According to some historians, the name Zafarraya comes from the Arabic Sai-arraya which means 'limit of territory', which makes sense given where the village lies. Other historians, including Purificación Ruiz García, in her paper about Zalia (Isla de Arriarán: cultural and scientific magazine, 2003) believe that the name stems from 'Fahaal-rayya', or 'Fahs arra a', which translates as "shepherds' field", alluding to the use of livestock as the main economy during Spain's Islamic period.

Neanderthal Man

The fertility of the area has led to the presence of man since ancient times, with the discovery of Zafarraya Man – the remains of a Neanderthal found in a cave in the vicinity in the early 1980s.

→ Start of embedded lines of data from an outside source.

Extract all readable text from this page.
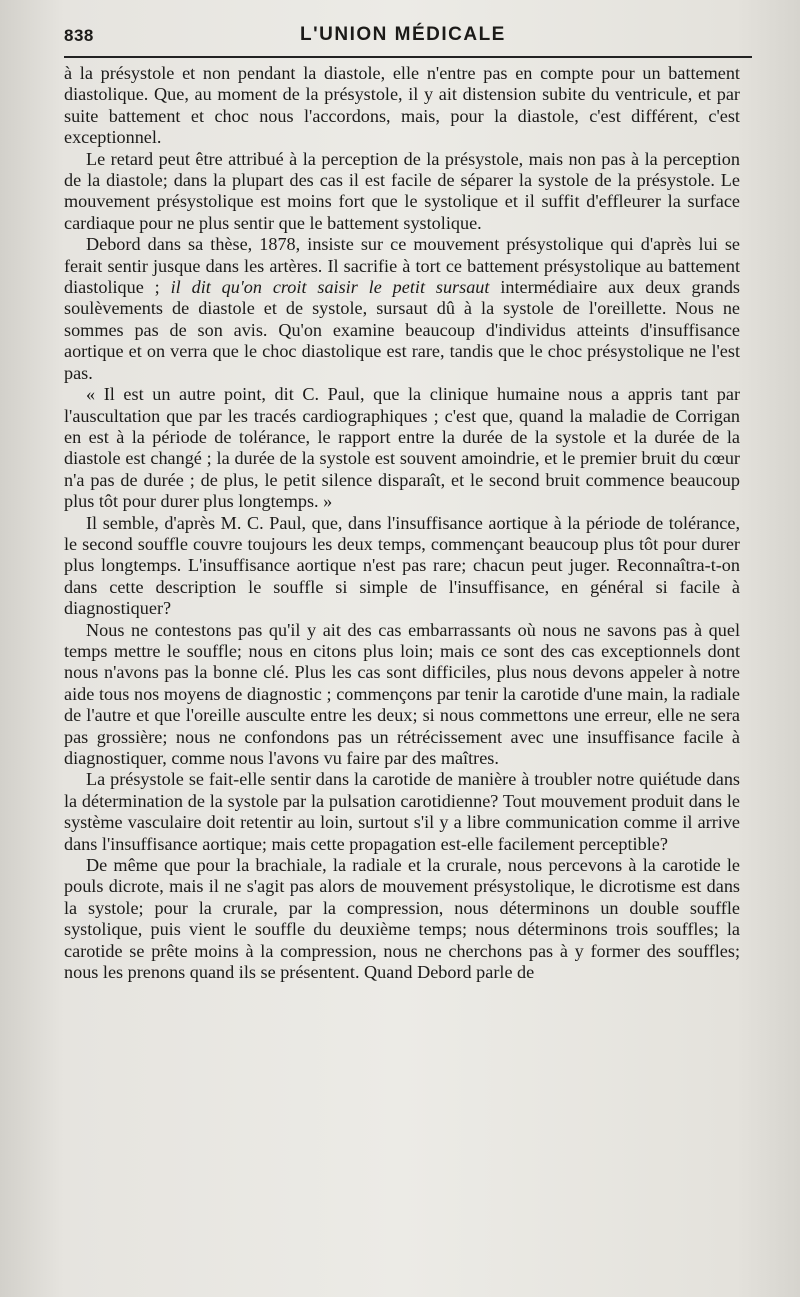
838	L'UNION MÉDICALE

à la présystole et non pendant la diastole, elle n'entre pas en compte pour un battement diastolique. Que, au moment de la présystole, il y ait distension subite du ventricule, et par suite battement et choc nous l'accordons, mais, pour la diastole, c'est différent, c'est exceptionnel.

Le retard peut être attribué à la perception de la présystole, mais non pas à la perception de la diastole; dans la plupart des cas il est facile de séparer la systole de la présystole. Le mouvement présystolique est moins fort que le systolique et il suffit d'effleurer la surface cardiaque pour ne plus sentir que le battement systolique.

Debord dans sa thèse, 1878, insiste sur ce mouvement présystolique qui d'après lui se ferait sentir jusque dans les artères. Il sacrifie à tort ce battement présystolique au battement diastolique ; il dit qu'on croit saisir le petit sursaut intermédiaire aux deux grands soulèvements de diastole et de systole, sursaut dû à la systole de l'oreillette. Nous ne sommes pas de son avis. Qu'on examine beaucoup d'individus atteints d'insuffisance aortique et on verra que le choc diastolique est rare, tandis que le choc présystolique ne l'est pas.

« Il est un autre point, dit C. Paul, que la clinique humaine nous a appris tant par l'auscultation que par les tracés cardiographiques ; c'est que, quand la maladie de Corrigan en est à la période de tolérance, le rapport entre la durée de la systole et la durée de la diastole est changé ; la durée de la systole est souvent amoindrie, et le premier bruit du cœur n'a pas de durée ; de plus, le petit silence disparaît, et le second bruit commence beaucoup plus tôt pour durer plus longtemps. »

Il semble, d'après M. C. Paul, que, dans l'insuffisance aortique à la période de tolérance, le second souffle couvre toujours les deux temps, commençant beaucoup plus tôt pour durer plus longtemps. L'insuffisance aortique n'est pas rare; chacun peut juger. Reconnaîtra-t-on dans cette description le souffle si simple de l'insuffisance, en général si facile à diagnostiquer?

Nous ne contestons pas qu'il y ait des cas embarrassants où nous ne savons pas à quel temps mettre le souffle; nous en citons plus loin; mais ce sont des cas exceptionnels dont nous n'avons pas la bonne clé. Plus les cas sont difficiles, plus nous devons appeler à notre aide tous nos moyens de diagnostic ; commençons par tenir la carotide d'une main, la radiale de l'autre et que l'oreille ausculte entre les deux; si nous commettons une erreur, elle ne sera pas grossière; nous ne confondons pas un rétrécissement avec une insuffisance facile à diagnostiquer, comme nous l'avons vu faire par des maîtres.

La présystole se fait-elle sentir dans la carotide de manière à troubler notre quiétude dans la détermination de la systole par la pulsation carotidienne? Tout mouvement produit dans le système vasculaire doit retentir au loin, surtout s'il y a libre communication comme il arrive dans l'insuffisance aortique; mais cette propagation est-elle facilement perceptible?

De même que pour la brachiale, la radiale et la crurale, nous percevons à la carotide le pouls dicrote, mais il ne s'agit pas alors de mouvement présystolique, le dicrotisme est dans la systole; pour la crurale, par la compression, nous déterminons un double souffle systolique, puis vient le souffle du deuxième temps; nous déterminons trois souffles; la carotide se prête moins à la compression, nous ne cherchons pas à y former des souffles; nous les prenons quand ils se présentent. Quand Debord parle de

Between 1981 and 83 and then 1990-'94, a team of researchers led by Cecilio Barroso Ruiz carried out a research project in the Zafarraya cave. Researchers of different nationalities and forty scientific institutions from five European countries took part in the project where the remains were found.

During the middle ages the Cañada Real road passed through Zafarraya from Malaga to Granada. This route was protected by castles such as Zalía in the province of Malaga and Alhama. They occupied a strategic point of control and communication with the watchtowers of the Axarquía and warned of enemy invasion.

There are also remains from the Phoenician and Roman periods in the area, as well as the Al-Andalus period.